Delrahim's perspective does not necessarily call for more regulation — Disney received swift approval to for its $71.3 billion acquisition of Twenty-First Century Fox in June, as it agreed to the DOJ's structural condition that it divest 22 of Fox's regional sports networks. However, it does make it more difficult to work with a merger considered to be fundamentally anti-competitive. When it comes to AT&T and Time Warner, the DOJ unequivocally thinks that is the case.

"If AT&T is permitted to control Time Warner's most valuable media assets, the merged firm will have both the incentive and the ability to raise its rivals' costs and stifle growth of innovative, next-generation entrants that offer attractive alternatives to AT&T/DirecTV's legacy pay-TV model—all to the detriment of American consumers," the DOJ said in a July 18 motion to expedite appeal.

Tech on edge

Internet service providers are not the only kinds of companies that have depended on behavioral remedies to get their acquisitions of smaller companies approved. When Google sought to buy travel software company ITA in 2010, the DOJ allowed the acquisition to go through with conditions including that it it develop and license travel software.

"Firms like Facebook, Amazon, Google, Microsoft and Apple have long-added new and terrific features by acquiring startups or near-startups," said Jacobson, who represents Google. "The concern now is whether these deals, that at least Silicon Valley would view as boons for consumers, are going to be imperiled by this policy."

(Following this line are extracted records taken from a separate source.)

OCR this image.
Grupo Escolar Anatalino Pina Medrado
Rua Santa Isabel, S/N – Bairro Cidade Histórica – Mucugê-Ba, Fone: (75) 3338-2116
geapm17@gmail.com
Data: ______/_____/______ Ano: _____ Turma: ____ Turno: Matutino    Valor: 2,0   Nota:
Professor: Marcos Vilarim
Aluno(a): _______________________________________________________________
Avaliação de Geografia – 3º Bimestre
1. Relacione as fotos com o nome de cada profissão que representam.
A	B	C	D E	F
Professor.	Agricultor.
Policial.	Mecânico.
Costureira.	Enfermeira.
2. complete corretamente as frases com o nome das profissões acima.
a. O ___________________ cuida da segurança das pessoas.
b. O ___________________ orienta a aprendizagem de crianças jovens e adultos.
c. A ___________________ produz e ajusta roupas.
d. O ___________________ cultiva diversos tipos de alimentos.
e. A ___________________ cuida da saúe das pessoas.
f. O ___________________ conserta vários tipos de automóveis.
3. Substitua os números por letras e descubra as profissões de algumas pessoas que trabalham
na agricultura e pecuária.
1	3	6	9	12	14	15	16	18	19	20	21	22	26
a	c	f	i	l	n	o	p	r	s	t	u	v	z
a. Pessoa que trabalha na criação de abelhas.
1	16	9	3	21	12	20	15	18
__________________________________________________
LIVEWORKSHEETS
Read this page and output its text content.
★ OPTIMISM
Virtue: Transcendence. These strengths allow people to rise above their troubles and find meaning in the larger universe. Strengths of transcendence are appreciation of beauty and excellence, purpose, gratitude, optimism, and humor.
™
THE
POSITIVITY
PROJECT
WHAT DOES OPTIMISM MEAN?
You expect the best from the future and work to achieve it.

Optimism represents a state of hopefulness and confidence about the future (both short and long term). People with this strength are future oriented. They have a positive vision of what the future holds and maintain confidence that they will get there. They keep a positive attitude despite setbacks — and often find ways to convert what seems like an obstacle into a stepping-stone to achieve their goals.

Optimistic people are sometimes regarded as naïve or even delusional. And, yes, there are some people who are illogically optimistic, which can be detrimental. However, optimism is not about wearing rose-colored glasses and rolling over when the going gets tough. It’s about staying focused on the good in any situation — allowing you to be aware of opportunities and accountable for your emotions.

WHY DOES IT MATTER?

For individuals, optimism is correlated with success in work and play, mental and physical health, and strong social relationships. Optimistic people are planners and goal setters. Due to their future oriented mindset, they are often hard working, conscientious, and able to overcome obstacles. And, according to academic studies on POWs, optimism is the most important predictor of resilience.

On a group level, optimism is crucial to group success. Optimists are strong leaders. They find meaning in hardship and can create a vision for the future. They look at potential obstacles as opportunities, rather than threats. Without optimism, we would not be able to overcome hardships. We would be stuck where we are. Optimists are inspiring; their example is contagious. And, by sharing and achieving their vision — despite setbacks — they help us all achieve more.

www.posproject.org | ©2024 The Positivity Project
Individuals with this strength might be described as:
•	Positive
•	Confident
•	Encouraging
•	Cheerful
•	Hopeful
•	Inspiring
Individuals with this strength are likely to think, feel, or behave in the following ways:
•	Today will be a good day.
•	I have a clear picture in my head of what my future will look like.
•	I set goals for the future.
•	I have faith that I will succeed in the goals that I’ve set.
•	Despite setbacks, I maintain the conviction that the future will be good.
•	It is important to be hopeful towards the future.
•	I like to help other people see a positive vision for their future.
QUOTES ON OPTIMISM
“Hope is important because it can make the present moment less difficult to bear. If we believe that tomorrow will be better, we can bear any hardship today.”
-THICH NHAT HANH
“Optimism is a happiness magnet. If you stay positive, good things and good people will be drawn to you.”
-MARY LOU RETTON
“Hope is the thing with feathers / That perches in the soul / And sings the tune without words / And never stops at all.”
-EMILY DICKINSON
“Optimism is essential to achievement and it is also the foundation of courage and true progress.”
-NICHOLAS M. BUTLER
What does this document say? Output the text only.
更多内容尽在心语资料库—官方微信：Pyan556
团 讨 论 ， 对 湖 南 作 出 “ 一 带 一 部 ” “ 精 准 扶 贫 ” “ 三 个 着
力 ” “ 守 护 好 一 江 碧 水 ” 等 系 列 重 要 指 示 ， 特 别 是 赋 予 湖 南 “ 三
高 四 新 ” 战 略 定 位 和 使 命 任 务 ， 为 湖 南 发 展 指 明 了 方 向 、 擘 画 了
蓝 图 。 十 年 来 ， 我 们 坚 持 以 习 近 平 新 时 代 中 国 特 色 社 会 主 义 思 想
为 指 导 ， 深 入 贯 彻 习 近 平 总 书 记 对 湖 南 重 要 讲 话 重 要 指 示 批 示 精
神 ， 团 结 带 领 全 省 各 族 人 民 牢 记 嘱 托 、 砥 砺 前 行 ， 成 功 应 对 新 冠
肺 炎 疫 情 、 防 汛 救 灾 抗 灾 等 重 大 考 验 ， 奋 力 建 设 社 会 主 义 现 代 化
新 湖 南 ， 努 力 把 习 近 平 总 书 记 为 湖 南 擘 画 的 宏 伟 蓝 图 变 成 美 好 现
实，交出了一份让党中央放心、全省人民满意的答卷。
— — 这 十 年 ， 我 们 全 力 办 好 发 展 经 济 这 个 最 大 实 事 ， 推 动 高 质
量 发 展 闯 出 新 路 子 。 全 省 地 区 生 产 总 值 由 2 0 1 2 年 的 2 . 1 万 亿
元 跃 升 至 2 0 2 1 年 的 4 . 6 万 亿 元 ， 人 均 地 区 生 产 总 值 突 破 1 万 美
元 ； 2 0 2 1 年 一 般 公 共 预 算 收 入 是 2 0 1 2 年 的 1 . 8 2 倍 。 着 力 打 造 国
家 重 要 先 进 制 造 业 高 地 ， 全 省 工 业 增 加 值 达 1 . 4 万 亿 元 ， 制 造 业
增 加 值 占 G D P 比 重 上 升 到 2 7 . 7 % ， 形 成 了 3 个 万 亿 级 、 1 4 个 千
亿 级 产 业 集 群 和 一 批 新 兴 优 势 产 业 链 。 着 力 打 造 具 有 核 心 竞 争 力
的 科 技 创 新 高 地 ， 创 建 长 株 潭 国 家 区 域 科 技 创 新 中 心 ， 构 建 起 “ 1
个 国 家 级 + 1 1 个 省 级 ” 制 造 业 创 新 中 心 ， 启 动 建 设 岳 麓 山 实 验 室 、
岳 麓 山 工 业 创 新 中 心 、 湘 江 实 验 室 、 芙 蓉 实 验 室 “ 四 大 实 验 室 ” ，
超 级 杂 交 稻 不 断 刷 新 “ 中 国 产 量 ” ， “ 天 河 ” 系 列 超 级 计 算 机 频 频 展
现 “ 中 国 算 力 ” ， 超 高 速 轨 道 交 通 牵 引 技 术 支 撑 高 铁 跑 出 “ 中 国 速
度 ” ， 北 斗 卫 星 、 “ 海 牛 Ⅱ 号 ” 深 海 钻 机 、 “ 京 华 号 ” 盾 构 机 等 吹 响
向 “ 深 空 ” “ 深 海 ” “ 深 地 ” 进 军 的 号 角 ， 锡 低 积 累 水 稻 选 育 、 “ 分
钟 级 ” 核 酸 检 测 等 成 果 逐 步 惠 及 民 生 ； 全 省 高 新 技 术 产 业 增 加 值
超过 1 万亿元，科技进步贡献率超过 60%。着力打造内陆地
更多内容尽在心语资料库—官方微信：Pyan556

It is not always clear whether a case will go through the DOJ, or through the Federal Trade Commission, which may be more open to compromise. Historically, the DOJ handled telecom, while the FTC took up cases on cable and digital platforms, according to Melamed. "The problem is when industries evolve," he said.

The shifted DOJ policy, paired with uncertainty as to which agency will oversee a deal, could have some tech companies re-assessing acquisition plans. "At the margin, I think it's been a deterrent," Jacobson said.

Disclosure: Comcast is the owner of NBCUniversal, parent company of CNBC and CNBC.com.